On Wednesday 07 April 2004 10:03, Ken Geis wrote:
> Richard Huxton wrote:
> > On Tuesday 06 April 2004 21:25, Ken Geis wrote:
> >>I am trying to find an efficient way to draw a random sample from a
> >>complex query. I also want it to be easy to use within my application.
> >>
> >>So I've defined a view that encapsulates the query. The id in the
> >>"driving" table is exposed, and I run a query like:
> >>
> >>select * from stats_record_view
> >> where id in (select id from driver_stats
> >> order by random()
> >> limit 30000);
> >
> > How about a join?
> >
> > SELECT s.*
> > FROM
> > stats_record_view s
> > JOIN
> > (SELECT id FROM driver_stats ORDER BY random() LIMIT 30000) AS r
> > ON s.id = r.id;
>
> Yes, I tried this too after I sent the first mail, and this was somewhat
> better. I ended up adding a random column to the driving table, putting
> an index on it, and exposing that column in the view. Now I can say
>
> SELECT * FROM stats_record_view WHERE random < 0.093;
>
> For my application, it's OK if the same sample is picked time after time
> and it may change if data is added.
Fair enough - that'll certainly do it.
> > Also worth checking the various list archives - this has come up in the
> > past, but some time ago.
>
> There are some messages in the archives about how to get a random
> sample. I know how to do that, and that's not why I posted my message.
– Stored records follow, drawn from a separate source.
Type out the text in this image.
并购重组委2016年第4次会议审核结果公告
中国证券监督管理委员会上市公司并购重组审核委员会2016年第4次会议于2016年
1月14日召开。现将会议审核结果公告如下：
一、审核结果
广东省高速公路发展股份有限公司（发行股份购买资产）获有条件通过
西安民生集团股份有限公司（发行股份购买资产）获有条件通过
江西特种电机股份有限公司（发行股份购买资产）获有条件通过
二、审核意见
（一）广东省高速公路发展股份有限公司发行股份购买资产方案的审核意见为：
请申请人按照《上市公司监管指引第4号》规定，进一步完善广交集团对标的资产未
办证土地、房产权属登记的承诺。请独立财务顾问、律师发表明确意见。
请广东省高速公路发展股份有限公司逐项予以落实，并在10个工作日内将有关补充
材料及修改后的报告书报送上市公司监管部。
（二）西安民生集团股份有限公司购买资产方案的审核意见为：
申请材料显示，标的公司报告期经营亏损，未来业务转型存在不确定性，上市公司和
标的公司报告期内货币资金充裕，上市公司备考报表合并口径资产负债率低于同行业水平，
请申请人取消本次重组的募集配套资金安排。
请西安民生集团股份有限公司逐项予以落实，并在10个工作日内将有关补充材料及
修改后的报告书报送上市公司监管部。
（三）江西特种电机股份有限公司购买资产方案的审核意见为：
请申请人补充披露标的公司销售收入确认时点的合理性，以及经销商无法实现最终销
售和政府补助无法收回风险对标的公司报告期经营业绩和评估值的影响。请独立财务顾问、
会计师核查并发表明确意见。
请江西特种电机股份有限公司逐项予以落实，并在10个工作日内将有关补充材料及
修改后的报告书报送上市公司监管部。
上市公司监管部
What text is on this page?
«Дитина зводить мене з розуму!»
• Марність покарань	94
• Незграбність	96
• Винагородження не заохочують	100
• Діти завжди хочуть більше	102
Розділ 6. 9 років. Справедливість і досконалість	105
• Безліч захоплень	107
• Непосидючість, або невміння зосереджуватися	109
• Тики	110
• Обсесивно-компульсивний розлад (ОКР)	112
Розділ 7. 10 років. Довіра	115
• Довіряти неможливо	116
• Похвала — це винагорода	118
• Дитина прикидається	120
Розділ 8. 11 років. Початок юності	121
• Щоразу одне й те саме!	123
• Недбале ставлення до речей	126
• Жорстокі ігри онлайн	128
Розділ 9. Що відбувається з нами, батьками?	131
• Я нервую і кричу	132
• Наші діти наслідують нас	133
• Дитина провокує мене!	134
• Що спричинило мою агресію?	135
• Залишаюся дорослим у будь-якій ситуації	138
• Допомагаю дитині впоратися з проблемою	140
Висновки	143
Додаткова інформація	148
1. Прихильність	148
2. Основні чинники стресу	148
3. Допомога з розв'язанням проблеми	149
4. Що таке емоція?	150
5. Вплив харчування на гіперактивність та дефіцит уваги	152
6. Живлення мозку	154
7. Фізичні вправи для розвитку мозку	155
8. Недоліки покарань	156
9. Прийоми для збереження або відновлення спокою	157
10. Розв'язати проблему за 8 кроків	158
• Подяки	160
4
> Are you saying that the planner behavior I spoke of is in the
> archives? I wouldn't know what to search on to find that thread. Does
> anyone think that the planner issue has merit to address? Can someone
> help me figure out what code I would look at?
I was assuming after getting a random subset they'd see the same problem you
are. If not, probably worth looking at. In which case, an EXPLAIN ANALYZE of
your original query would be good.
--
Richard Huxton
Archonet Ltd